The theory of brake lines rusting from the inside is an old wives tale. Unless you left a quart of brake fluid out with the lid off and it true in a lot of moisture which I think you would actually have to pour water into it to get enough moisture, and then poured it into your brake system, you are not going to get rust from the inside out. I have done more brake lines in my life than most other human beings because I have maintained a fleet of town cars and limousines for myself and two other people for the past 25 years. Every limo ever built will have to have brake lines and typically fuel lines replaced before the vehicle is sold off into private use or goes to the scrap yard.
The last Town Car stretch I replace brake lines on needed 34 ft to do both rear ones. The rear are the only ones ever rust out as the fronts are still in their Factory configuration and they are stainless. So when I do a brake line it's a lot of brake line.
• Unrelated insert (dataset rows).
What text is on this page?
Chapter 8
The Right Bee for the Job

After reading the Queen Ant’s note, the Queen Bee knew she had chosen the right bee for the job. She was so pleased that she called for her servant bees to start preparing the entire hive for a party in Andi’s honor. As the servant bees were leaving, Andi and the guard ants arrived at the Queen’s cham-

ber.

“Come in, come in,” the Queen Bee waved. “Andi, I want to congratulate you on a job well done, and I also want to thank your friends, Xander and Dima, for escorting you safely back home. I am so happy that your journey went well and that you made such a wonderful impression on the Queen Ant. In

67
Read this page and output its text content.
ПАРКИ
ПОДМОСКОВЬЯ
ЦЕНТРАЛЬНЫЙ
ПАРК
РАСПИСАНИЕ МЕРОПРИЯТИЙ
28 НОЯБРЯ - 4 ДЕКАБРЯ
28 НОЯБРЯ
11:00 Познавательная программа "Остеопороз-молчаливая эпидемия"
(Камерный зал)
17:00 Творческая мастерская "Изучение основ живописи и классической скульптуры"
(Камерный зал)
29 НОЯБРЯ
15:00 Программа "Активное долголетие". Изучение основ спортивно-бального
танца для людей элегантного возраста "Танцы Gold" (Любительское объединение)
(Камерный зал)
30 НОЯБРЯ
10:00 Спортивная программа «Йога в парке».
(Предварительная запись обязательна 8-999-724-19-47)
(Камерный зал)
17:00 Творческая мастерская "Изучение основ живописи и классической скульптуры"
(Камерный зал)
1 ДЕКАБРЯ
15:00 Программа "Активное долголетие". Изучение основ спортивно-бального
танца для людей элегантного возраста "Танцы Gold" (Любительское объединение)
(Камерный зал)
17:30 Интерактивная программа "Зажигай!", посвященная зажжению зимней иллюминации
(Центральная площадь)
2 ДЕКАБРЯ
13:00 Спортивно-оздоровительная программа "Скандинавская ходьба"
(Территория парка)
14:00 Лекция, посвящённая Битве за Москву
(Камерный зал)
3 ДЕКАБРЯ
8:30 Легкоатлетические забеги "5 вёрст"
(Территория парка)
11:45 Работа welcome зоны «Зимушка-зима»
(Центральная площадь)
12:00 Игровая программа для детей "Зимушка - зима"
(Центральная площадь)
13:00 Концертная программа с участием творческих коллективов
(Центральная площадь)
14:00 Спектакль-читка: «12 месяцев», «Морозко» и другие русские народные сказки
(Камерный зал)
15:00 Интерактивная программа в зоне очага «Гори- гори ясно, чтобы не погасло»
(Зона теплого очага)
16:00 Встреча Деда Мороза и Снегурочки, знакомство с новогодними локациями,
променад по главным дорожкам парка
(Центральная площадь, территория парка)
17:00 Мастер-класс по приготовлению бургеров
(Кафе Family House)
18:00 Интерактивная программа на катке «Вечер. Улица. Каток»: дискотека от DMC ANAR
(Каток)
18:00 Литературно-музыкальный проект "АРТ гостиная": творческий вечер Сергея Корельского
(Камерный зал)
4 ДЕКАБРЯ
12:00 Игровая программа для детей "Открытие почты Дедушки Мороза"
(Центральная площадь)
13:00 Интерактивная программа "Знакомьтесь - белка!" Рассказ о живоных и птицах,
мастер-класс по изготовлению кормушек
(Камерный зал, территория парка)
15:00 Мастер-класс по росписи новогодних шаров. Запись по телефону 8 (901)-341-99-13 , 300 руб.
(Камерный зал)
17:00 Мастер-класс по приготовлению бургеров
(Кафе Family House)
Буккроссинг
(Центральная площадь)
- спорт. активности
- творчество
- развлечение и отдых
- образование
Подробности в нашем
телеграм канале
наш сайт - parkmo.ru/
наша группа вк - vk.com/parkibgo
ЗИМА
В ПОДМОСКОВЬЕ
I used to believe or at least thought it was possible that they rusted from the inside but I started checking them. Now this only applies in this salt States they might make it long enough to rust from the inside out in a nice dry no salt environment but I have never, ever remove a rusted out leaking brake line that when you inspect three or four different areas on the line and cut it in half with a tubing cutter ... the outside is flaked off rust has holes all in it and is either leaking or ready to leak at any given moment but as you get to the inside you hit nice shiny white clean Steel.
We have to go with whatever works for us and what has worked but sometimes will never actually know if we've always done something one way and had good results it doesn't mean it's the only way. Other people hardly do anything or do these people be different I get the same results or even better than we do.
All I know is that I don't lie or make up shit. That's why I get frustrated and double down when somebody wants to contradict me on a forum. If I tell you that's the way it's been for me repeatedly over and over you can take it to the bank at that is exactly how it occurred. Of course, this does not guarantee any results for you or in your neck of the woods but some things are pretty consistent.
That's why I don't care about other people talking about facts or spewing statistics. If they don't match what I have experienced in the past four decades of working on cars then they mean nothing to me and they had nothing to do with my decision making future process.